三菱重工(MHI)は以前よりH-IIAの製造を行っているが、2007年の13号機から、打ち上げ作業を含めてH-IIAロケット打ち上げ関連業務のほとんどが民間企業である三菱重工に移管された。また、かつてRSCが行っていたような商業打ち上げの受注活動も、三菱重工が行うことになった。
ロケットの開発も含めて移管されるため、H-IIAで使用される機器や構成についてもある程度三菱重工自身の判断で変更できるようになる。このため三菱重工は今後打ち上げるH-IIAロケットの構成をH2A202とH2A204の二つの形式に絞ると発表している。

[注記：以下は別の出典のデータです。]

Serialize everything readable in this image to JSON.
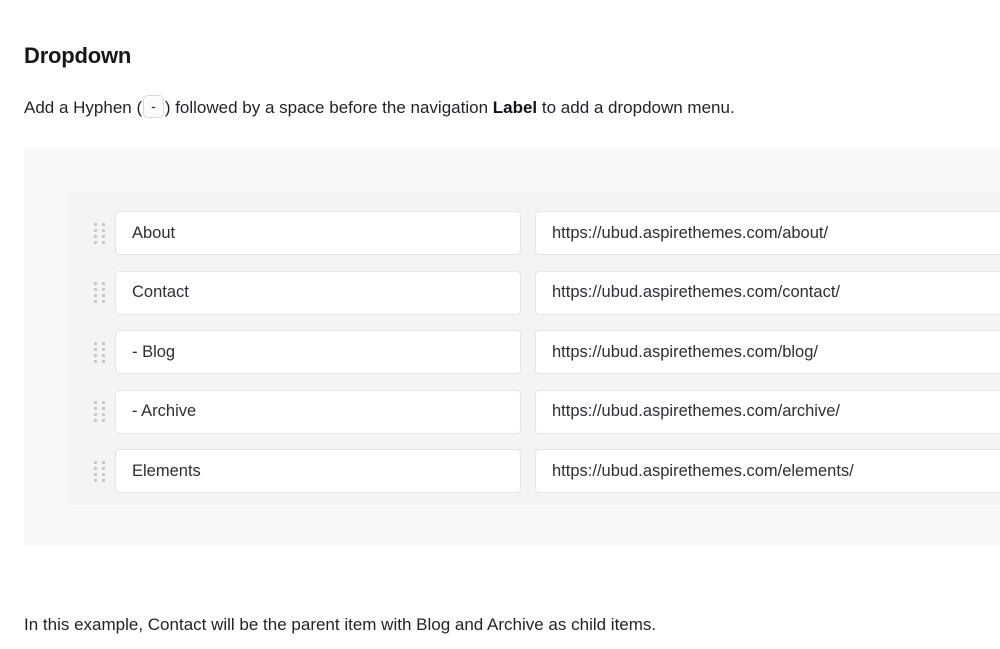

また、打ち上げ費用を70?80億円に抑えて商用衛星の打ち上げ市場で受注を獲得するため、従来は打ち上げ費用に含まれていた射場の点検費や修繕費、ロケットの飛行データの提供費などとして、1回当たり20?30億円程の公的負担を、JAXAを通じて国に求めている。
移管後の初めての打ち上げとなる13号機では、以下の点が変更された。
ロケット打ち上げ前の極低温点検の省略
これまでのH-IIAロケットの打ち上げでは、必ず極低温試験が実施されていた。これにより、数億円単位での費用が節約できる。
第1段上部に、三菱重工のスリーダイヤのマークが入る。
これまでは、RSCが打ち上げサービスを行った7号機および9号機はRSCのロゴが、それ以外の機体にはNASDAまたはJAXAのロゴが、SRB-Aの側面に入っていた。13号機のSRB-Aには何もかかれていない。
天候判断を含む打ち上げ作業そのものが、三菱重工によって行われる。